Justin Green’s senior season didn’t provide the redemption he was hoping for. Two separate ankle injuries — one on each ankle, a high-ankle sprain suffered on his right ankle the week before the season started, and a left ankle sprain suffered only a few games after his return. 

“I kind of freaked out right away, just because I had struggled with injuries all season,” he said, “and in the past, I’d never really had any injury history. But it happened so much this year, my senior year, you work so hard for your senior year — and in that moment I just couldn’t get all the bad thoughts out of my head.”

Green gave a lot of credit to assistant coach Paul Tagliatella and the team trainer for helping him through the tough times; it helped that even with him on the sideline, his team kept winning.

The Golden Panthers went 14-2 (9-0 PAC) in the pandemic-shortened 2021 season, winning the Frontier division in dominating fashion before beating New Hope-Solebury in the district championship game. That gave their senior a chance to return for a state playoff rematch against the Allentown Central Catholic team they’d beaten in the second round the year before.

“Even that game I just couldn’t catch a break,” Green said of the 44-42 loss to Central Catholic, which went on to win the state title. “I had two fouls [in the] the first quarter, so I  played two minutes in the first, and then a minute or so in the second I picked up my third and I was out the whole half, and then I was good through the third, and in the fourth I picked up two cheap ones.”

Speaking several weeks after the season ended, Green already had time to appreciate what had happened the last three years, even if it didn’t end quite the way he’d hoped. Despite the injuries, he was still recruited heavily by several Division III programs, committing to Catholic U (D.C.) midway through the season. Playing under third-year head coach Aaron Kelly, he’ll be on a roster that includes a couple other local products in former Bishop Shanahan point guard David Angelo and former La Salle College HS guard Jake Timby.
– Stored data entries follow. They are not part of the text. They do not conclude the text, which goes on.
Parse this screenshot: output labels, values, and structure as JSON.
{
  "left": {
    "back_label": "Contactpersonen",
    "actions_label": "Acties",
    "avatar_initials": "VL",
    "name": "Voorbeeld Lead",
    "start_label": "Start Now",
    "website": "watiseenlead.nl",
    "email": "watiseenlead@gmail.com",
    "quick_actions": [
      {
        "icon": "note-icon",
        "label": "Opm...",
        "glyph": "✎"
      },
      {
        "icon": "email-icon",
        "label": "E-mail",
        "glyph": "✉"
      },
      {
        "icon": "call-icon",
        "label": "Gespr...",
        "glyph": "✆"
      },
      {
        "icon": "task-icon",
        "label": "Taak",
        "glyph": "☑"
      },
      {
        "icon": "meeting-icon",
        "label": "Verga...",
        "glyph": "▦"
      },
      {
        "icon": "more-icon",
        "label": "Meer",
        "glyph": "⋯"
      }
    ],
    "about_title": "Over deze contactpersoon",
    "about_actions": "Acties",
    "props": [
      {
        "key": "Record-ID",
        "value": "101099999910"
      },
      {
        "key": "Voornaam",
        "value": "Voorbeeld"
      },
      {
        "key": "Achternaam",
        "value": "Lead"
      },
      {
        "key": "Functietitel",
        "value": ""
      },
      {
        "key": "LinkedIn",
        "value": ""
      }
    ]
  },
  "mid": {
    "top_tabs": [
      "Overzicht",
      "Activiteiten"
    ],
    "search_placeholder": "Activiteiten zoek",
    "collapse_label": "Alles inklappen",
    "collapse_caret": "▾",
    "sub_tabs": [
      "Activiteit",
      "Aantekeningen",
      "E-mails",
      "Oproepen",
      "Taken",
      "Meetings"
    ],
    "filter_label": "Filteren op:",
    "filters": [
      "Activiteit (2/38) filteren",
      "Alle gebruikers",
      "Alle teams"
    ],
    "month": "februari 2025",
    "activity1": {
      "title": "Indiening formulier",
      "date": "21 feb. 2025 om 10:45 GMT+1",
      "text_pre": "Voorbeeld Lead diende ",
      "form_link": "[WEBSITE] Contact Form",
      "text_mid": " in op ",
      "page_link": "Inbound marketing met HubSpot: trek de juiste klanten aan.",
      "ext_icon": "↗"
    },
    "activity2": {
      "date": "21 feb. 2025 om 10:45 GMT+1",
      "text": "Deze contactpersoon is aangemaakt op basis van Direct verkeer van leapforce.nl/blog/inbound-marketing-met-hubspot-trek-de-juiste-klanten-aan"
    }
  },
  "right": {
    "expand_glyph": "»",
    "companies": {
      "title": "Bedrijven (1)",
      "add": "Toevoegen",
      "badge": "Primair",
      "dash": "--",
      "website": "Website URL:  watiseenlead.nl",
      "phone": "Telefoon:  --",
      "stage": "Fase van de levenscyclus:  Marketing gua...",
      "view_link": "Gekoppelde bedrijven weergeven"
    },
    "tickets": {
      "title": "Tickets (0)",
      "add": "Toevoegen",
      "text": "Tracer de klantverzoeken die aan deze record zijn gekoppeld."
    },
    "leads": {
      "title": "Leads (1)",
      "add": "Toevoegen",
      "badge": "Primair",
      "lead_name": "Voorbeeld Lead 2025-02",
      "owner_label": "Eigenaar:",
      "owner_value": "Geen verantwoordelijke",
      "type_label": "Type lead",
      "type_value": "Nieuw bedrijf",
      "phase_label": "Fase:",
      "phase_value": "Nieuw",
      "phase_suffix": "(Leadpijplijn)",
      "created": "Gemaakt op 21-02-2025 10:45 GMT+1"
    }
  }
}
He’ll depart for college this fall leaving the program in good hands: his brother returns along with fellow returning starters J.P. Baron and Jaden Workman, both seniors. More importantly, the work ethic he helped Stanton install in the program should carry on for at least a couple more years.

“I tell him all the time that the reason we won the PAC championship this year with him missing two-thirds of the season was because of everything he did leading up to that,” Stanton said. “Building the culture, how locked in everybody was and how the kids expected to win, and when he joined the program I don’t think that was the identity at all.”

Another Green brother, Jason, will be in 8th grade next year, and Justin Green expects him to carry on the family legacy. But this season might not be the last time that the Green siblings play together: Catholic is also recruiting Kevin Green, a 6-1 guard, and Justin says that while he won’t interfere with the Catholic coaches’ thoughts on his brother, he’ll certainly try to convince Kevin to join him in the nation’s capital the following year.

“We definitely have those conversations, just because we love playing so much together,” he said. “I definitely want to try and influence him but the coaches at Catholic, I trust them to do their job.”